The White House is a major prize, but in our system of checks and balances, the president legislates with Congress. In the context of a divided electorate, highly polarized parties and nonstop combat in an unending string of elections to fill national and state offices, presidential contests are less likely to usher in dominance than to invite opposition.
That’s in part because presidential election years — with high and demographically diverse turnout and more or less equal weighting of votes across the country — look very different from the more frequent elections that fill these other institutions. As the political scientist Thomas F. Schaller argued in his book “The Stronghold,” the Republican Party has become centered in Congress, reflecting the geography of its changing base of support.

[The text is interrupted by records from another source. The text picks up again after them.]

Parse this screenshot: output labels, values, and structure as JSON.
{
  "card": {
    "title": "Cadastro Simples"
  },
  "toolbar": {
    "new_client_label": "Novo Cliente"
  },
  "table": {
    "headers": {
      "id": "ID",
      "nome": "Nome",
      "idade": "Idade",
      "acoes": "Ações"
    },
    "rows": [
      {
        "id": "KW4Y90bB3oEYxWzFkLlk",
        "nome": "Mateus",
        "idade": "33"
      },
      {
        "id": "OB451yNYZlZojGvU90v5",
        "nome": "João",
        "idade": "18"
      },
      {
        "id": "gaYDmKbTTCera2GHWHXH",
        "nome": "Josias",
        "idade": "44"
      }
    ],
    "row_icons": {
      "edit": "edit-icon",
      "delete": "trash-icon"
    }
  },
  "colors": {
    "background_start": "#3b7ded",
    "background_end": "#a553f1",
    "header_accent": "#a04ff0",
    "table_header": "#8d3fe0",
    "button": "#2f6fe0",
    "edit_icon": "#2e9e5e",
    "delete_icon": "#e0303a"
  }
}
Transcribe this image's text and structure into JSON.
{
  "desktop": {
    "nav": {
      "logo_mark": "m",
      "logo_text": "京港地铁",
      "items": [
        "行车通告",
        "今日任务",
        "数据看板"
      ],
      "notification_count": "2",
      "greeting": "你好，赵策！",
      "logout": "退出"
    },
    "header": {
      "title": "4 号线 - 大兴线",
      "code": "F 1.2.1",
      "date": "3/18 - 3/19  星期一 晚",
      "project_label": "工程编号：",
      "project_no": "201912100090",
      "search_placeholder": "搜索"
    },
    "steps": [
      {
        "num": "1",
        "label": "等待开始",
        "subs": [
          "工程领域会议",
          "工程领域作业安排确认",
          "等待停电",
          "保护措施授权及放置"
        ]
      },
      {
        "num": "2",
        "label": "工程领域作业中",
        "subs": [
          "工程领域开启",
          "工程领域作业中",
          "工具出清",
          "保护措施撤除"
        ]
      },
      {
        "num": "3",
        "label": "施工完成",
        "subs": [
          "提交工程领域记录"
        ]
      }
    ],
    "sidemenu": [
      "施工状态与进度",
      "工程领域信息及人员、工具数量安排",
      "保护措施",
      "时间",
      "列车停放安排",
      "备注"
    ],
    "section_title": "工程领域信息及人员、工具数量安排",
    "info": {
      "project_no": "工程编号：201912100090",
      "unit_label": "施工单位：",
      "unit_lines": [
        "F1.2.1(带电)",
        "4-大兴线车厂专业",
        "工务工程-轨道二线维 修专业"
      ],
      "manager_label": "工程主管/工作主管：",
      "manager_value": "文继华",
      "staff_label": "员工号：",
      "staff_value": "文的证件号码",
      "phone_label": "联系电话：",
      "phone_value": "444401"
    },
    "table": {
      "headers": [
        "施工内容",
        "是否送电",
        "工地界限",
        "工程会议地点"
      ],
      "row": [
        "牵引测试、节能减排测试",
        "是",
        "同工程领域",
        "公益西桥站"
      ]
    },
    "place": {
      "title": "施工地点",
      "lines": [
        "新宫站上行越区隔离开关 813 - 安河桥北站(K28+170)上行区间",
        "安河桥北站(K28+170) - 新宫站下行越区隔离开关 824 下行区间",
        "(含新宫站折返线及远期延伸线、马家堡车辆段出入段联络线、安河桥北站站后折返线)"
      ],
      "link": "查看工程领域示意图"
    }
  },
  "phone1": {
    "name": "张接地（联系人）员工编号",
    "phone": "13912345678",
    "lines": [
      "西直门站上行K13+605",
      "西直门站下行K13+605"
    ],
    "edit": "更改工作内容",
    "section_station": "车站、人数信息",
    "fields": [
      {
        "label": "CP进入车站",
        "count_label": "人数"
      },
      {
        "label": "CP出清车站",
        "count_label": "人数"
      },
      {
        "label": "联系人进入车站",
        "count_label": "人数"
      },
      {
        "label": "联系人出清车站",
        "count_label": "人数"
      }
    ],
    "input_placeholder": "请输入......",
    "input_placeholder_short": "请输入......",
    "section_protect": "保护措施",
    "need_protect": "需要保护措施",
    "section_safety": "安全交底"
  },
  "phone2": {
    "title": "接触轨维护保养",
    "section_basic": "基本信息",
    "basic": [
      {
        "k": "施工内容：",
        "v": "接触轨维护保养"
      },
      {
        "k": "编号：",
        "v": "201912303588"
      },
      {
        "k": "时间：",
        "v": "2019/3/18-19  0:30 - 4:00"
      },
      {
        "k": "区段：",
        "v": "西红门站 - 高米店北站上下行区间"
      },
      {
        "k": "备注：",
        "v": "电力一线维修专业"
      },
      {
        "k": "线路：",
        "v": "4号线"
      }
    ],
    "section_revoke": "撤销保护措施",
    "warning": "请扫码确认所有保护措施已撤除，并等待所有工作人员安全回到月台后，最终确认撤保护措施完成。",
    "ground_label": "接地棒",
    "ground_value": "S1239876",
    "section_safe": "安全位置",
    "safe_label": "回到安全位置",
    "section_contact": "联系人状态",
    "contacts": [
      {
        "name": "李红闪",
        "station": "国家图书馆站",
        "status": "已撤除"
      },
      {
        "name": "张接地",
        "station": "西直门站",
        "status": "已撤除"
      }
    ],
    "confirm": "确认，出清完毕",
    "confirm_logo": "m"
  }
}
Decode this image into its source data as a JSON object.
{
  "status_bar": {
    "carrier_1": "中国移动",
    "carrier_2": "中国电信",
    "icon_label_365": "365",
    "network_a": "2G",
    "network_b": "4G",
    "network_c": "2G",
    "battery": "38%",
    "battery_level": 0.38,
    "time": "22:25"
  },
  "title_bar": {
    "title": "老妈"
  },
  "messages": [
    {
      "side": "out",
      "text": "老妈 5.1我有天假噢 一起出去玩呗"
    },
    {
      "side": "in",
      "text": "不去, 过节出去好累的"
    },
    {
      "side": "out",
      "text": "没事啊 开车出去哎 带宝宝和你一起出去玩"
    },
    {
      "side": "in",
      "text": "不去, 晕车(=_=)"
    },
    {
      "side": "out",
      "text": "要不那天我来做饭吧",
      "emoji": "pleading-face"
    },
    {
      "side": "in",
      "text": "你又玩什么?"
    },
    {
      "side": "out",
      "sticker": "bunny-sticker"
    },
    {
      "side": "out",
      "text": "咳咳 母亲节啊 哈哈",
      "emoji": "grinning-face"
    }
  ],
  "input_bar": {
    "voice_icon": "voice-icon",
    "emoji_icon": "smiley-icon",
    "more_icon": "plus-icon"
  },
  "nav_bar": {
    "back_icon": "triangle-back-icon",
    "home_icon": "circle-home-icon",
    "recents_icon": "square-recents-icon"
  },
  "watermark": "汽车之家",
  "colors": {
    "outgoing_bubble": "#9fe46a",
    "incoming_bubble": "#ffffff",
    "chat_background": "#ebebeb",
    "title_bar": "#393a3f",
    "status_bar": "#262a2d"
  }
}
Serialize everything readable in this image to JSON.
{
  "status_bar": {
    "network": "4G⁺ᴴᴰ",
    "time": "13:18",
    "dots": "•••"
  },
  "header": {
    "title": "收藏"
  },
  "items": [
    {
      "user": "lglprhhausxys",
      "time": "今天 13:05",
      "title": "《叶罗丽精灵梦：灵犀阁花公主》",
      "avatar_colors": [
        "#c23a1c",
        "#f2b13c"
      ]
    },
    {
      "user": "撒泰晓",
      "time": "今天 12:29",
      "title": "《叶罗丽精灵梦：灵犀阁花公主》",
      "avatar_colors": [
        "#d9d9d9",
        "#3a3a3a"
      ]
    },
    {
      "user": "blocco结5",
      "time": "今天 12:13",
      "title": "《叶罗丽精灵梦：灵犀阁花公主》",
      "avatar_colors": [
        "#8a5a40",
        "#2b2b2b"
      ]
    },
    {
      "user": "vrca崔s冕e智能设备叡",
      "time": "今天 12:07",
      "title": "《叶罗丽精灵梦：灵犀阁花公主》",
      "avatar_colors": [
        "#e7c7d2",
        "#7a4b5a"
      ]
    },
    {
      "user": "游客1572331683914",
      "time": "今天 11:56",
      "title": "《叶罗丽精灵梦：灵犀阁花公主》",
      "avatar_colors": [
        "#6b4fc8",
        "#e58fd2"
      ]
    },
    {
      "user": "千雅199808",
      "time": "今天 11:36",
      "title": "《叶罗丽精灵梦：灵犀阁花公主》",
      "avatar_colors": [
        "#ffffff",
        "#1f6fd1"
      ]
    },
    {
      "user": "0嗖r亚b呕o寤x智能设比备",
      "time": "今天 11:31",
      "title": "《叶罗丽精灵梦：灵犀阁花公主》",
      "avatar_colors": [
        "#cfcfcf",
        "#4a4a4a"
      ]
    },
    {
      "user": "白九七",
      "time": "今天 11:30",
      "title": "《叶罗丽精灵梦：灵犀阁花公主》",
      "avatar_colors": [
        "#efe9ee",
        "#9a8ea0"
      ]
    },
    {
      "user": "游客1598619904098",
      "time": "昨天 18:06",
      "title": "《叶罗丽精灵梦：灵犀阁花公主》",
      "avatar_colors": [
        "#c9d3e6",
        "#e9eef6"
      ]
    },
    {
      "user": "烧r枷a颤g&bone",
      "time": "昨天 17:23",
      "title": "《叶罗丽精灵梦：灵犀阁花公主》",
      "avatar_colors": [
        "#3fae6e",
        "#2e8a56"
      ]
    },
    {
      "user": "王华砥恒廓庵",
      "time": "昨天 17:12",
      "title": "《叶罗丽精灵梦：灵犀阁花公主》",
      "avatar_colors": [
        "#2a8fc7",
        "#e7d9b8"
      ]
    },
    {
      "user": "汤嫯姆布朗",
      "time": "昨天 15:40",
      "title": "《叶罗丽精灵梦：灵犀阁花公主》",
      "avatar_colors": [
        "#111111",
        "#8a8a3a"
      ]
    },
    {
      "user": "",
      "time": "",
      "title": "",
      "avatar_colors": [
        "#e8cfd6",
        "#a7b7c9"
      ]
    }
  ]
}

Over the last generation, Republicans have gained strength in rural areas. This creates a formidable advantage in the Senate, where less populous states get just as many seats as more populous ones.
This structural edge applies to the House. Many Democratic votes are “wasted” in majorities piled up in cities. Republicans can maintain a majority even while Democrats win more votes. In 2012, Republicans had a more than 30-seat edge in the House despite receiving a minority of votes cast in House races.
Our frequent elections offer another structural advantage for Republicans: Voter turnout has always steeply dropped from presidential elections to off-year elections. What is new is the big advantage Republicans now enjoy in the low-turnout environment of nonpresidential years, fed largely by the shift of older voters (who have the highest turnout rates) from the Democratic Party to the Republicans. The imbalance helps explain Republican success in elections for governor, more than four-fifths of which do not coincide with presidential elections.
The electorate is changing in ways that will weaken the Republican advantage in the future — in particular, it’s becoming much more diverse. But Republicans have managed to hold back this tide to some extent by making voting harder (with voter ID laws and the like) and by mobilizing their core voters even more aggressively. And they’ve mobilized them not in spite of their presidential disadvantage, but often by virtue of it.
It is not simply that the G.O.P. enjoys these structural advantages. More and more, it feeds on the failure of its presidential standard-bearers.